Pero Jesús, dándose cuenta de sus malas intenciones, respondió:
—Muéstrenme una moneda romana. ¿De quién es esta imagen y esta inscripción?
—Del césar —contestaron.
—Entonces —dijo Jesús—, denle al césar lo que es del césar y a Dios lo que es de Dios.
No pudieron atraparlo en lo que decía en público. Así que, admirados de su respuesta, se callaron.
Luego, algunos de los saduceos, que decían que no hay resurrección, se acercaron a Jesús y le plantearon un problema:
—Maestro, Moisés nos enseñó en sus escritos que si un hombre muere y deja a la viuda sin hijos, el hermano de ese hombre tiene que casarse con la viuda para que su hermano tenga descendencia. Pues bien, había siete hermanos. El primero se casó y murió sin dejar hijos. Entonces el segundo y el tercero se casaron con ella, y así sucesivamente murieron los siete sin dejar hijos. Por último, murió también la mujer. Ahora bien, en la resurrección, ¿de cuál será esposa esta mujer, ya que los siete estuvieron casados con ella?

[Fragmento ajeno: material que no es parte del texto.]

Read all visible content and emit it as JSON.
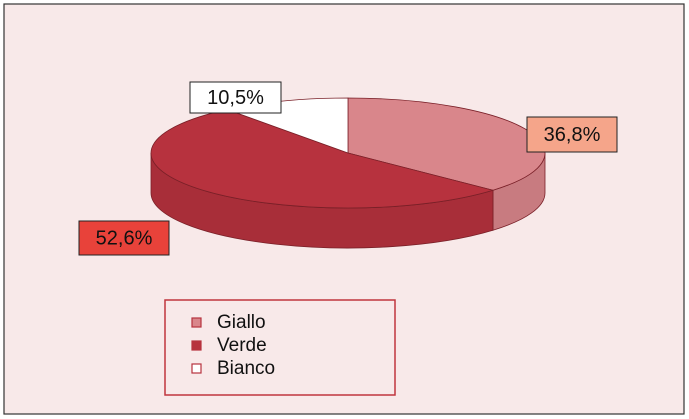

—La gente de este mundo se casa y se da en casamiento —contestó Jesús—. Pero los que sean dignos de tomar parte en el mundo venidero por la resurrección no se casarán ni serán dados en casamiento, ni tampoco podrán morir, pues serán como los ángeles. Son hijos de Dios porque toman parte en la resurrección. Pero que los muertos resucitan lo dio a entender Moisés mismo en el pasaje sobre la zarza, pues llama al Señor “el Dios de Abraham, de Isaac y de Jacob”. Él no es Dios de muertos, sino de vivos; en efecto, para él todos ellos viven.
Algunos de los maestros de la Ley respondieron:
—¡Bien dicho, Maestro!
Y ya no se atrevieron a hacerle más preguntas.